Comme chacun sait, ou devrait le savoir à partir de son cours de philosophie 101, Platon et Aristote n’étaient pas d’accord. Leur querelle portait sur la nature des idées. Les idées, qu’ils appelaient «des formes», sont-elles issues de notre compréhension des choses comme disait Aristote le terrestre, ou, comme disait le divin (et pythagoricien) Platon, plutôt la réelle matrice du monde dont le monde matériel qui nous entoure n’est qu’une image.

J’ai trouvé habile de convoquer ces deux figures poussiéreuses de l’histoire pour parler de disques, de fichiers MP3 et d’achats en ligne. Récemment, un avocat expliquait que le statut de la musique que l’on achète avait changé du tout au tout depuis le disque compact laser. Avant, c’est à dire du rouleau de cire au disque de silicone, ou encore de la bande VHS au DVD, le propriétaire d’un disque ou d’un film pouvait acheter, posséder et revendre son bien culturel. Disques et films étaient traités comme un livre: un objet qui se transporte et s’échange.

Maintenant, ce n’est plus le cas.

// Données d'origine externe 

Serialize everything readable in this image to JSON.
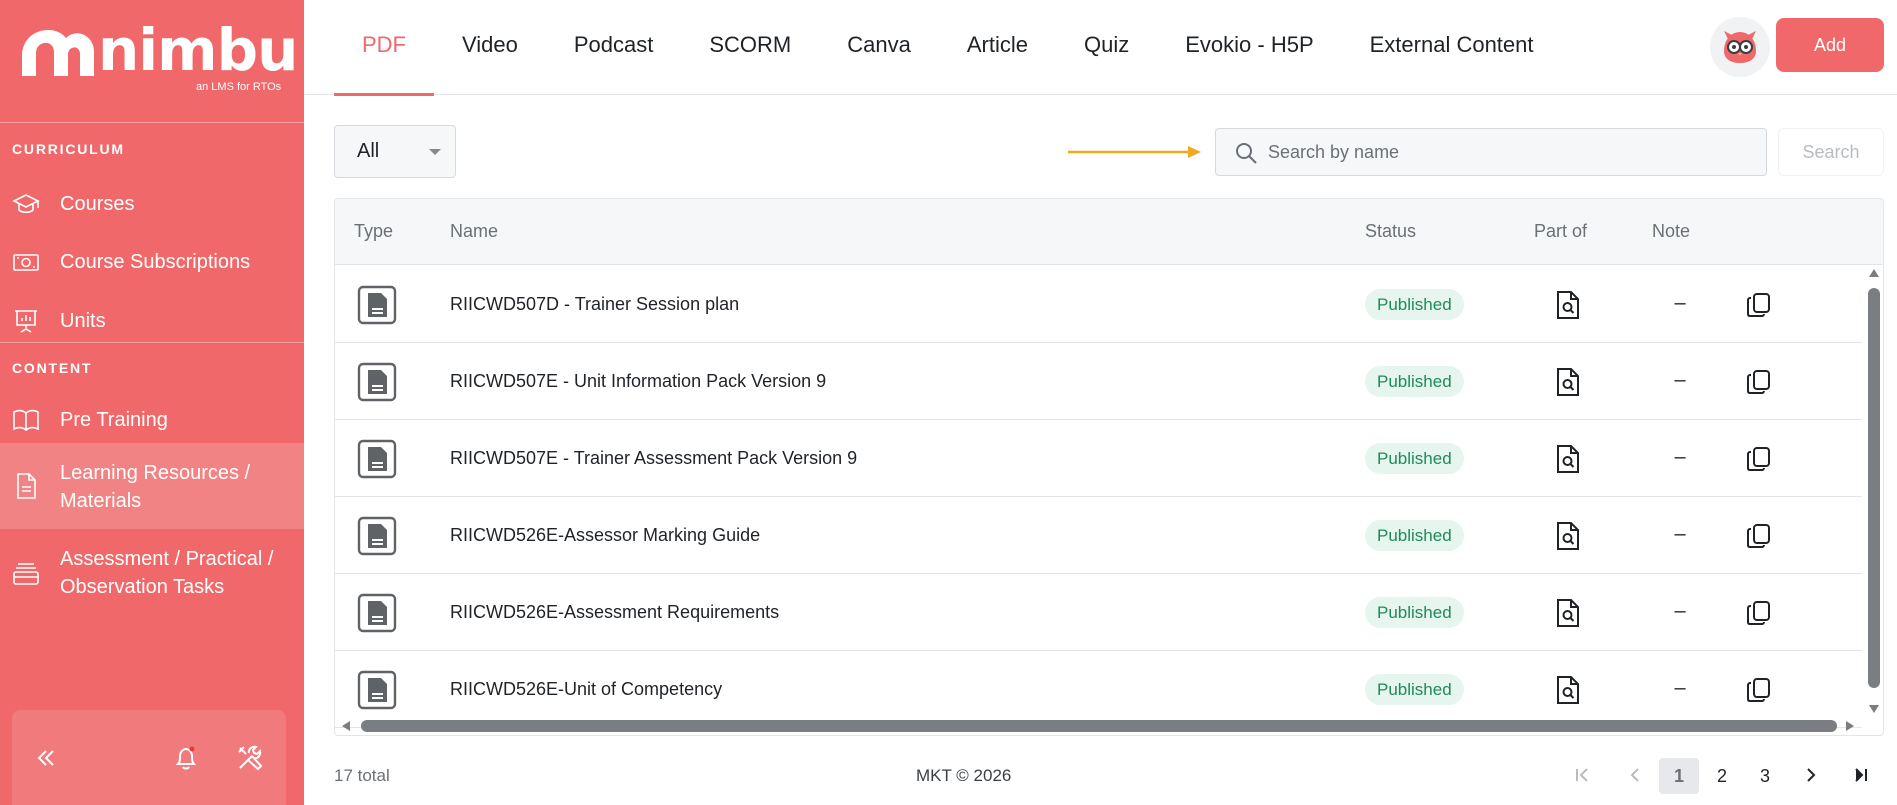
{
  "brand": {
    "name": "nimbu",
    "tagline": "an LMS for RTOs",
    "accent": "#f0686a"
  },
  "sidebar": {
    "sections": [
      {
        "label": "CURRICULUM"
      },
      {
        "label": "CONTENT"
      }
    ],
    "items": [
      {
        "label": "Courses",
        "icon": "graduation-cap-icon"
      },
      {
        "label": "Course Subscriptions",
        "icon": "money-icon"
      },
      {
        "label": "Units",
        "icon": "presentation-board-icon"
      },
      {
        "label": "Pre Training",
        "icon": "open-book-icon"
      },
      {
        "label_line1": "Learning Resources /",
        "label_line2": "Materials",
        "icon": "document-icon",
        "active": true
      },
      {
        "label_line1": "Assessment / Practical /",
        "label_line2": "Observation Tasks",
        "icon": "stack-icon"
      }
    ]
  },
  "tabs": [
    {
      "label": "PDF",
      "active": true
    },
    {
      "label": "Video"
    },
    {
      "label": "Podcast"
    },
    {
      "label": "SCORM"
    },
    {
      "label": "Canva"
    },
    {
      "label": "Article"
    },
    {
      "label": "Quiz"
    },
    {
      "label": "Evokio - H5P"
    },
    {
      "label": "External Content"
    }
  ],
  "header": {
    "add_label": "Add"
  },
  "filter": {
    "selected": "All"
  },
  "search": {
    "placeholder": "Search by name",
    "value": "",
    "button_label": "Search"
  },
  "table": {
    "columns": {
      "type": "Type",
      "name": "Name",
      "status": "Status",
      "part_of": "Part of",
      "note": "Note"
    },
    "rows": [
      {
        "name": "RIICWD507D - Trainer Session plan",
        "status": "Published",
        "note": "–"
      },
      {
        "name": "RIICWD507E - Unit Information Pack Version 9",
        "status": "Published",
        "note": "–"
      },
      {
        "name": "RIICWD507E - Trainer Assessment Pack Version 9",
        "status": "Published",
        "note": "–"
      },
      {
        "name": "RIICWD526E-Assessor Marking Guide",
        "status": "Published",
        "note": "–"
      },
      {
        "name": "RIICWD526E-Assessment Requirements",
        "status": "Published",
        "note": "–"
      },
      {
        "name": "RIICWD526E-Unit of Competency",
        "status": "Published",
        "note": "–"
      }
    ]
  },
  "footer": {
    "total": "17 total",
    "copyright": "MKT © 2026",
    "pages": [
      "1",
      "2",
      "3"
    ],
    "current_page": "1"
  }
}
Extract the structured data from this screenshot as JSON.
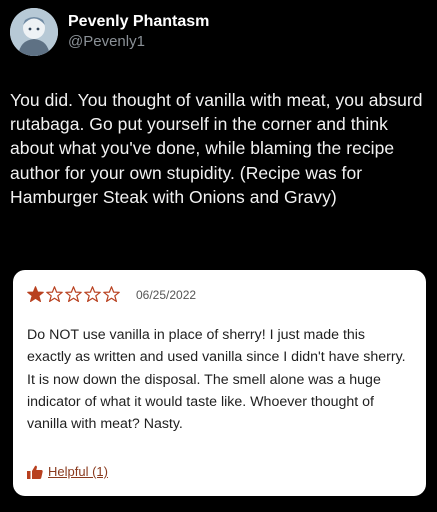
{
  "tweet": {
    "author": {
      "display_name": "Pevenly Phantasm",
      "handle": "@Pevenly1",
      "avatar_icon": "avatar-image"
    },
    "text": "You did. You thought of vanilla with meat, you absurd rutabaga. Go put yourself in the corner and think about what you've done, while blaming the recipe author for your own stupidity. (Recipe was for Hamburger Steak with Onions and Gravy)"
  },
  "review": {
    "rating": 1,
    "rating_max": 5,
    "star_color": "#b8401f",
    "date": "06/25/2022",
    "body": "Do NOT use vanilla in place of sherry! I just made this exactly as written and used vanilla since I didn't have sherry. It is now down the disposal. The smell alone was a huge indicator of what it would taste like. Whoever thought of vanilla with meat? Nasty.",
    "helpful_label": "Helpful (1)",
    "helpful_icon": "thumbs-up-icon"
  }
}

Ou en tous cas, il sera bientôt interdit, sous peine d’onéreuses conséquences, d’organiser l’échange commercial de fichiers MP3 (…ou AVI ou MOV). En effet, certains sites spécialisés vous proposent de donner les fichiers que vous ne désirez plus pour en acquérir d’autres. Une sorte de cyberbouquinerie basée sur le modèle du marché aux puces: 3 disques pour le prix d’un, tout le monde est content, sauf l’industrie! Les fichiers que vous n’écoutez plus disparaissent de votre disque dur et sont remplacés par de la nouvelle musique. La même chose fonctionne avec les films.

Notre avocat radio-canadien expliquait que «les petits caractères que personne ne lit et sous lesquels tout le monde clique “j’accepte”» expliquent noir sur blanc que le matériel culturel vous est en réalité plutôt prêté que vendu. La compagnie peut en effet en tout temps reprendre sa propriété (contre dédommagement s’entend). Cela, disait-il, laisse apercevoir que de tels produits culturels sont vus dorénavant comme des copies virtuelles d’un seul modèle qui reste à jamais sous la possession exclusive de celui qui détient les droits d’exploitation de l’œuvre.

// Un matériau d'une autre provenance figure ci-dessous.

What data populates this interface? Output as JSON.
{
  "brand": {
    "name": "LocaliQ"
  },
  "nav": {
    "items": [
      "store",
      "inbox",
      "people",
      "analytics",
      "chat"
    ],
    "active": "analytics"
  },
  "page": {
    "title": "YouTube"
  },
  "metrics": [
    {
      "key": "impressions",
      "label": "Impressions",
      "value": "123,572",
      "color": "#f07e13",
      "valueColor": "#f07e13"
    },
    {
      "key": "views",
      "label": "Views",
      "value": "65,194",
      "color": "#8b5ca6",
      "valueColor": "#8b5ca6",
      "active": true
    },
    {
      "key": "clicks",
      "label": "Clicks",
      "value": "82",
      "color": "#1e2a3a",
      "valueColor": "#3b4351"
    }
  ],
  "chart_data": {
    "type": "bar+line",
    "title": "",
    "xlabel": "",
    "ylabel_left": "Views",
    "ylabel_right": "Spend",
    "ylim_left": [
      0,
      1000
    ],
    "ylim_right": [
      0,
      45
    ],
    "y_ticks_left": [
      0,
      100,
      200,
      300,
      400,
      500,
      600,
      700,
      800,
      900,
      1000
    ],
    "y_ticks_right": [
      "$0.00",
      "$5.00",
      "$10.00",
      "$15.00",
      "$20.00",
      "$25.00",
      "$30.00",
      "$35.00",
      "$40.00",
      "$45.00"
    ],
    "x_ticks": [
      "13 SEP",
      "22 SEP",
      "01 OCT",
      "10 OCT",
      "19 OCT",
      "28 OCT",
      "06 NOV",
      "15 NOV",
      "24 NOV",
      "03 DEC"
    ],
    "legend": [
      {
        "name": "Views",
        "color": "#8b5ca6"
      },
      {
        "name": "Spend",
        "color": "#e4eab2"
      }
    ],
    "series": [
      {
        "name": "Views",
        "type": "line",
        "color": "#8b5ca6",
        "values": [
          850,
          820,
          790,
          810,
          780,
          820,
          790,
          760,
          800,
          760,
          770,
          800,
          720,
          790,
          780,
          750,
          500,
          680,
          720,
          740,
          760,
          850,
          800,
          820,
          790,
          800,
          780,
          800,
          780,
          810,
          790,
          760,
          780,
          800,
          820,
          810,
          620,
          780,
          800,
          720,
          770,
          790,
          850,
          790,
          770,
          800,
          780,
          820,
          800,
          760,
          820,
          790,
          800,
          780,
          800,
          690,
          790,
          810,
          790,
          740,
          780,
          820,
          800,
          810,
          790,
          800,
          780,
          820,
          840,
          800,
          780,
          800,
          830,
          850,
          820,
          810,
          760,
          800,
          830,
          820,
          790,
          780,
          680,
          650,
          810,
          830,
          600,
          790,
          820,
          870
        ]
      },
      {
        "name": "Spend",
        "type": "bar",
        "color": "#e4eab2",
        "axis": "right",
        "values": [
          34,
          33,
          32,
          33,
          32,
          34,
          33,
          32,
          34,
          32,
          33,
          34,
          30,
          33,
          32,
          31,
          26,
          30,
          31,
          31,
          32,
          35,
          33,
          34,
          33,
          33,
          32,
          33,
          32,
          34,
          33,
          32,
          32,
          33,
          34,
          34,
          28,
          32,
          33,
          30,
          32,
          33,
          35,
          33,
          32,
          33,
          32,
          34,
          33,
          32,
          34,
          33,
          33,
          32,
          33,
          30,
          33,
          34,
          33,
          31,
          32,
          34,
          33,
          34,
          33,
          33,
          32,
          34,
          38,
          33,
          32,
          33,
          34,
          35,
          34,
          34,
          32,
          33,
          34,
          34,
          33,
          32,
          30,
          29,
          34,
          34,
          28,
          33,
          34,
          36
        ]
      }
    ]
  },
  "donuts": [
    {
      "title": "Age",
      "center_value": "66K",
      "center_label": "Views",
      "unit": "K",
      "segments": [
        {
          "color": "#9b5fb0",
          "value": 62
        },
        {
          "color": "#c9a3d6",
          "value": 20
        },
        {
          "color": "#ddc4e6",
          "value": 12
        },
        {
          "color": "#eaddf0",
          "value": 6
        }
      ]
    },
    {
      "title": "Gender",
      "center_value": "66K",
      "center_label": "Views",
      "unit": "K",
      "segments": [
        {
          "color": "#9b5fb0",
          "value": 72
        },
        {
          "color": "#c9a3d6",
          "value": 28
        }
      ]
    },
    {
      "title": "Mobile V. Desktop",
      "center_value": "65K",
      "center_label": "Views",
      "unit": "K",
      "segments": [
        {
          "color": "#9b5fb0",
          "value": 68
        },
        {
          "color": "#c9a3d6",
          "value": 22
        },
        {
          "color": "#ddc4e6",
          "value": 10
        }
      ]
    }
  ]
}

C’est une conception follement platonicienne de l’œuvre d’art. Les consommateurs ne peuvent qu’ouvrir une fenêtre sur les produits culturels qu’ils achètent, tout comme s’il n’existait en réalité aucune véritable copie de l’œuvre, mais seulement des fantômes qu’il serait possible de faire disparaître du monde réel, comme on se débarrasse d’un songe.

Et pourtant dirait Aristote, il y a bien transfert de données. Le disque a une capacité maximale de stockage, ce qui prouve bien que nous emportons avec nous une copie de l’œuvre. Acheter un disque MP3, ce n’est pas comme l’écouter à la radio. Il n’est pas nécessaire d’être connecté, et une fois qu’on a acheté le produit on peut le modifier autant qu’on veut. Voire, si la copie s’est mal faite, on peut demander au fournisseur de répéter l’opération de copiage.

Je vais rester sobre pour conclure. Il est certain que les gens de toge ne parleront pas de Platon et d’Aristote quand viendra le temps de statuer sur ce problème. Il y a longtemps que le Parménide de Platon n’est plus une référence au barreau. Mais il est quand même fantastique qu’une des questions les plus actuelles en esthétique rappelle une des articulations majeures de l’histoire de la métaphysique.